Thursday, February 16, 2012

What's Good for the Goose...

When theologians and philosophers write about "situational ethics," I don't think that they have in mind anything like the Heartland Institute's comparative reactions to (a) the theft and revelation of climate scientists' e-mails from the University of East Anglia in 2009 and (b) the theft and revelation, just this week, of its own internal documents detailing an anti-climate policy agenda.

The Heartland Institute is a conservative-libertarian think tank in Chicago that is pro-property rights, pro-markets, and anti-regulation. It has an annual budget of $6 million, which it claims comes from 1,800 supporters (see here), including  some of the country's largest corporations (which I hasten to add is not a bad thing in and of itself).

First, consider how the Heartland Institute reacted, after computers at the Climate Research Center at the University of East Anglia were hacked and thousands of e-mails from climate scientists published for all the world to see (on which see here). Its president Joseph Bast, presuming without evidence that the emails were released by an internal whistle-blower, positively celebrated (here) the revelation for creating:
"an opportunity for reporters, academics, politicians, and others who relied on the IPCC to form their opinions about global warming to stop and reconsider their position. The experts they trusted and quoted in the past have been caught red-handed plotting to conceal data, hide temperature trends that contradict their predictions, and keep critics from appearing in peer-reviewed journals. This is new and real evidence that they should examine and then comment on publicly."
Without waiting for confirmation of the authenticity of the climate scientists' e-mails or waiting for any explanation of their contents, he summarily concluded that "The emails appear to show a conspiracy to falsify data and suppress academic debate in order to exaggerate the possible threat of man-made global warming.

This week, after Heartland's own internal documents were hacked and leaked, its reaction was very, very different. According to published sources (see, e.g., here), the leaked documents revealed an agenda for subverting climate science, including how climate change is taught in schools. Here is part of the Heartland Institute's official reaction (from here):
How did this happen? The stolen documents were obtained by an unknown person who fraudulently assumed the identity of a Heartland board member and persuaded a staff member here to “re-send” board materials to a new email address. Identity theft and computer fraud are criminal offenses subject to imprisonment. We intend to find this person and see him or her put in prison for these crimes....
... honest disagreement should never be used to justify the criminal acts and fraud that occurred in the past 24 hours. As a matter of common decency and journalistic ethics, we ask everyone in the climate change debate to sit back and think about what just happened. 
Those persons who posted these documents and wrote about them before we had a chance to comment on their authenticity should be ashamed of their deeds, and their bad behavior should be taken into account when judging their credibility now and in the future.
Why didn't the Heartland Institute simply presume, as it did in the case of the climate scientist emails from the University of East Anglia, that the leak came from an internal whistle-blower? And why didn't Heartland consider it a "matter of common decency and journalistic ethics" to withhold comments on the East Anglia emails until their authenticity was confirmed. Apparently, at the Heartland Institute what's good for the goose is not good for the gander.

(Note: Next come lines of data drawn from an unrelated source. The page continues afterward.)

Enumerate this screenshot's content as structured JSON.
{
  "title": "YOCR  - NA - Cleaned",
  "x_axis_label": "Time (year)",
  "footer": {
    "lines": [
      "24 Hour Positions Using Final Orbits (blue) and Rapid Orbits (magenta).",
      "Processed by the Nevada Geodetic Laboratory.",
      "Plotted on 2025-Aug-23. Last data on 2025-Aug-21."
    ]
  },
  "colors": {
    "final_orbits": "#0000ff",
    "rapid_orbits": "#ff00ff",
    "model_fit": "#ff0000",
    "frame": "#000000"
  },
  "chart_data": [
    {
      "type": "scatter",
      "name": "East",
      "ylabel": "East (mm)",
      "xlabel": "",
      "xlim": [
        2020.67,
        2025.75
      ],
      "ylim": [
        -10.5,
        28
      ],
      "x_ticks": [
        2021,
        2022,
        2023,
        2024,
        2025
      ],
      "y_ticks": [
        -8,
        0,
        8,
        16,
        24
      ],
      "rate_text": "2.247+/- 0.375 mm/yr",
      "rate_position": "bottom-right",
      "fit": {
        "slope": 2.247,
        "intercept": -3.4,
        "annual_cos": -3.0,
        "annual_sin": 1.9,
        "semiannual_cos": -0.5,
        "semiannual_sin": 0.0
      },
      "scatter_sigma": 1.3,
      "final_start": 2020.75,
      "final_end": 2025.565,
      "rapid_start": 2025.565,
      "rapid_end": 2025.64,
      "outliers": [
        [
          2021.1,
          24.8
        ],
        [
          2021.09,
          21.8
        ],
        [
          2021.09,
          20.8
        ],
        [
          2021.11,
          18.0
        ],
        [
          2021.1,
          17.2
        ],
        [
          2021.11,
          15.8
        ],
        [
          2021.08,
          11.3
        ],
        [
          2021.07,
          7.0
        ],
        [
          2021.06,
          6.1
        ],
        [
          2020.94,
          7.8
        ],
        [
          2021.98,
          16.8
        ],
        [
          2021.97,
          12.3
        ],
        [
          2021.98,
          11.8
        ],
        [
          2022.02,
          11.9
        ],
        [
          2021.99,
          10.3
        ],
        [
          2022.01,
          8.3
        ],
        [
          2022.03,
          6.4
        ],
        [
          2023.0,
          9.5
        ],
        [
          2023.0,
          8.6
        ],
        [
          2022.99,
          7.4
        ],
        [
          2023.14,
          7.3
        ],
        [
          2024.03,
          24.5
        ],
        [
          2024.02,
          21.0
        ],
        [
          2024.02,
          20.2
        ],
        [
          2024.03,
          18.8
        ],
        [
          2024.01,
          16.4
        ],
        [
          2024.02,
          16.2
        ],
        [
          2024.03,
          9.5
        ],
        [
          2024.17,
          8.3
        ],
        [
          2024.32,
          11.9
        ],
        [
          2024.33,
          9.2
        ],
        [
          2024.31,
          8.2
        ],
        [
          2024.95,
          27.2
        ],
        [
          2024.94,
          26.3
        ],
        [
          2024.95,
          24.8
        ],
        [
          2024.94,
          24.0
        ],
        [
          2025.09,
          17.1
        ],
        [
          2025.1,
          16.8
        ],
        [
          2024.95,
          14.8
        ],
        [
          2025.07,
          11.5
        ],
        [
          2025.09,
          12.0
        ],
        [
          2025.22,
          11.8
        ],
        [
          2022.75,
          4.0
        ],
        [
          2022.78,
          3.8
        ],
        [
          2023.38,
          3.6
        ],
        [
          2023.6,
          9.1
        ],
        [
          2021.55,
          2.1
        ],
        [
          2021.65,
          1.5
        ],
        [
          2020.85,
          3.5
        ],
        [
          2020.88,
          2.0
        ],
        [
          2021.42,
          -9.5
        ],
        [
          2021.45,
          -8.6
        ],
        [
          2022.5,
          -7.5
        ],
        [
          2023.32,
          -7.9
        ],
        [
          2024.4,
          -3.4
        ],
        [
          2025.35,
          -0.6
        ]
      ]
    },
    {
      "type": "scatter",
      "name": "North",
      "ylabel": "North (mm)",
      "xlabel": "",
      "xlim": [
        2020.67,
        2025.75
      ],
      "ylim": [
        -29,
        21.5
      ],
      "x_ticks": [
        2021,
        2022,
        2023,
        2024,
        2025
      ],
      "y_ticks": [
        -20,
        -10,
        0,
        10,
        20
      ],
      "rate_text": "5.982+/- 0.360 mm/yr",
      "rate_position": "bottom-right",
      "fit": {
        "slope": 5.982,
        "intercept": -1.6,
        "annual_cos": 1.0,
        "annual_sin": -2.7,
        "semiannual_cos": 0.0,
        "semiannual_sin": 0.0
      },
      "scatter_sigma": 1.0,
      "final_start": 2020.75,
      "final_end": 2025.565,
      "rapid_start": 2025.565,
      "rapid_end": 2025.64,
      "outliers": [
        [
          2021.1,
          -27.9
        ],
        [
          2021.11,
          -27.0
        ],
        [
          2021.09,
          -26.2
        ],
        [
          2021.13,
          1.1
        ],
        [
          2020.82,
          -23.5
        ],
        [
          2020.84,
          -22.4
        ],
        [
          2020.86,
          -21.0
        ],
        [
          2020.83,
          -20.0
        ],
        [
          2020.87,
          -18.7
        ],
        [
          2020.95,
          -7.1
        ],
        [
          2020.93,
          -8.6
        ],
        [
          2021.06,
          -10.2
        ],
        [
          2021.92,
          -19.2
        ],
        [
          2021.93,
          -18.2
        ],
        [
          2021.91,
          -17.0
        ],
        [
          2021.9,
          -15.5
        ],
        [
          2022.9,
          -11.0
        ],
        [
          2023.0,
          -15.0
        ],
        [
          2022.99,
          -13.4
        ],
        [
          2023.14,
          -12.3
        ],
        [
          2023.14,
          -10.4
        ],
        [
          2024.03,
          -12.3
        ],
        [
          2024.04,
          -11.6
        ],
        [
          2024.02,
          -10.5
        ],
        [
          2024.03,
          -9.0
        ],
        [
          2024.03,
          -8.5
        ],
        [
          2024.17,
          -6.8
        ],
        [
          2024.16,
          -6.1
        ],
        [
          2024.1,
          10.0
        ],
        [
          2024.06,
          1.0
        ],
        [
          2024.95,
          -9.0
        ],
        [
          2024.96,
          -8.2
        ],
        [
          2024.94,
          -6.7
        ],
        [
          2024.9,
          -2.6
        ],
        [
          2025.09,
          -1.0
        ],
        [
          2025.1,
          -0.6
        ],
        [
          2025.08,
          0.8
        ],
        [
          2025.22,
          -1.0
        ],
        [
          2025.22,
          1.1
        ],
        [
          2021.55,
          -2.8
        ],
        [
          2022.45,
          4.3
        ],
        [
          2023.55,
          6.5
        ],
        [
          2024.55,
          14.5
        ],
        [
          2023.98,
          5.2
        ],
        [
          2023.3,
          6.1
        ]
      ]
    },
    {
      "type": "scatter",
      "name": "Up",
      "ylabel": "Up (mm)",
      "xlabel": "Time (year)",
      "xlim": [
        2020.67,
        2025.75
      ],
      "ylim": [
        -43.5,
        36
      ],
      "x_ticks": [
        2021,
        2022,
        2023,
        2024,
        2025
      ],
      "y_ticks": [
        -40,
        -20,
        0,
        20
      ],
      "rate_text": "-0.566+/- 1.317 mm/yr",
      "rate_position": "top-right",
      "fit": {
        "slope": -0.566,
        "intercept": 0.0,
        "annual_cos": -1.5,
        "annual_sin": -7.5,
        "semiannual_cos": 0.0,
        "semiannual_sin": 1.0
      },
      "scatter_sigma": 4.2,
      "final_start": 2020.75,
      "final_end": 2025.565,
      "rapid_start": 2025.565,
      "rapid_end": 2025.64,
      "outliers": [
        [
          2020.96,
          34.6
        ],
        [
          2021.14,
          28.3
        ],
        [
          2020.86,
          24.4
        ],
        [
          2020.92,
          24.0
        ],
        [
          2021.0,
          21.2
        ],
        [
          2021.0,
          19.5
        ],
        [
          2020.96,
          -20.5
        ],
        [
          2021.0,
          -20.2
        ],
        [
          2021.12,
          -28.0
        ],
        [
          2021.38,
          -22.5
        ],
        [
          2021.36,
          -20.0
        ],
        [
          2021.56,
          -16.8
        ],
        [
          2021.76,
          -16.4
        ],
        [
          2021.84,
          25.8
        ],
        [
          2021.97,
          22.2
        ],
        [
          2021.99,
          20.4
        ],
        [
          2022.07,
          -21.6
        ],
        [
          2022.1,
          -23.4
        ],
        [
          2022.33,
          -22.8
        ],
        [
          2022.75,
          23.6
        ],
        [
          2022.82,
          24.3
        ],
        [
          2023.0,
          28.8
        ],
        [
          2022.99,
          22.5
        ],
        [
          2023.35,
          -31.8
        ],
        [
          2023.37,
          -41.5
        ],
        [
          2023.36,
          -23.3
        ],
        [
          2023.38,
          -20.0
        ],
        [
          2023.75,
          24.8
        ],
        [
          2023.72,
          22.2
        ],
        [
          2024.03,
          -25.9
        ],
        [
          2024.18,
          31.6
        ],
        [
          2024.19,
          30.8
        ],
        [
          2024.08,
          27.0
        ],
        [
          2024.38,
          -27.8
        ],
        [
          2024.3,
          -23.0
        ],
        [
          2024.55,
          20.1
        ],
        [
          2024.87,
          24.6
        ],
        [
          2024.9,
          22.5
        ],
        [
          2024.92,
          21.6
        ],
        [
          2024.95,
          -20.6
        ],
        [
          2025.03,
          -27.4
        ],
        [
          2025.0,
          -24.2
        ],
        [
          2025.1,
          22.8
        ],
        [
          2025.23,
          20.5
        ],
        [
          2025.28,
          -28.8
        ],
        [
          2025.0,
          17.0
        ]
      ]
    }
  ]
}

At the time the East Anglia e-mails were leaked, I wondered why far more attention was being paid to the content of the e-mails than to the fact of the theft (see here). And I think this week's theft of the Heartland Institute's internal documents is of greater concern than the frankly unsurprising contents of those documents. Nor am I surprised, sad to say, by the Heartland Institute's ethical inconsistency in its approach to the two cases.